Weapons are used to harm or threaten victims in 1 out of 5 cases.
Almost 1/3 of stalkers have stalked before.
Intimate partner stalkers frequently approach their targets, and their behaviors escalate quickly.
[Kris Mohandie et al., “The RECON Typology of Stalking: Reliability and Validity Based upon a Large Sample of North American Stalkers,” Journal of Forensic Sciences 51, no. 1 (2006).]

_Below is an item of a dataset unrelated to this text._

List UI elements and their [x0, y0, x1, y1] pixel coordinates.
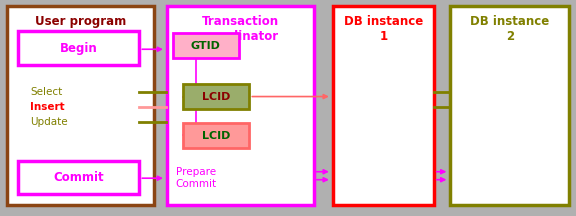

Stalking is a crime under the laws of all 50 states, the District of Columbia, the U.S. Territories, and the Federal government. Click here for a compilation of state, territory, tribal, and federal laws.
Less than 1/3 of states classify stalking as a felony upon first offense.
More than 1/2 of states classify stalking as a felony upon second offense or subsequent offense or when the crime involves aggravating factors.
Aggravating factors may include: possession of a deadly weapon, violation of a court order or condition of probation/parole, victim under 16 years, or same victim as prior occasions.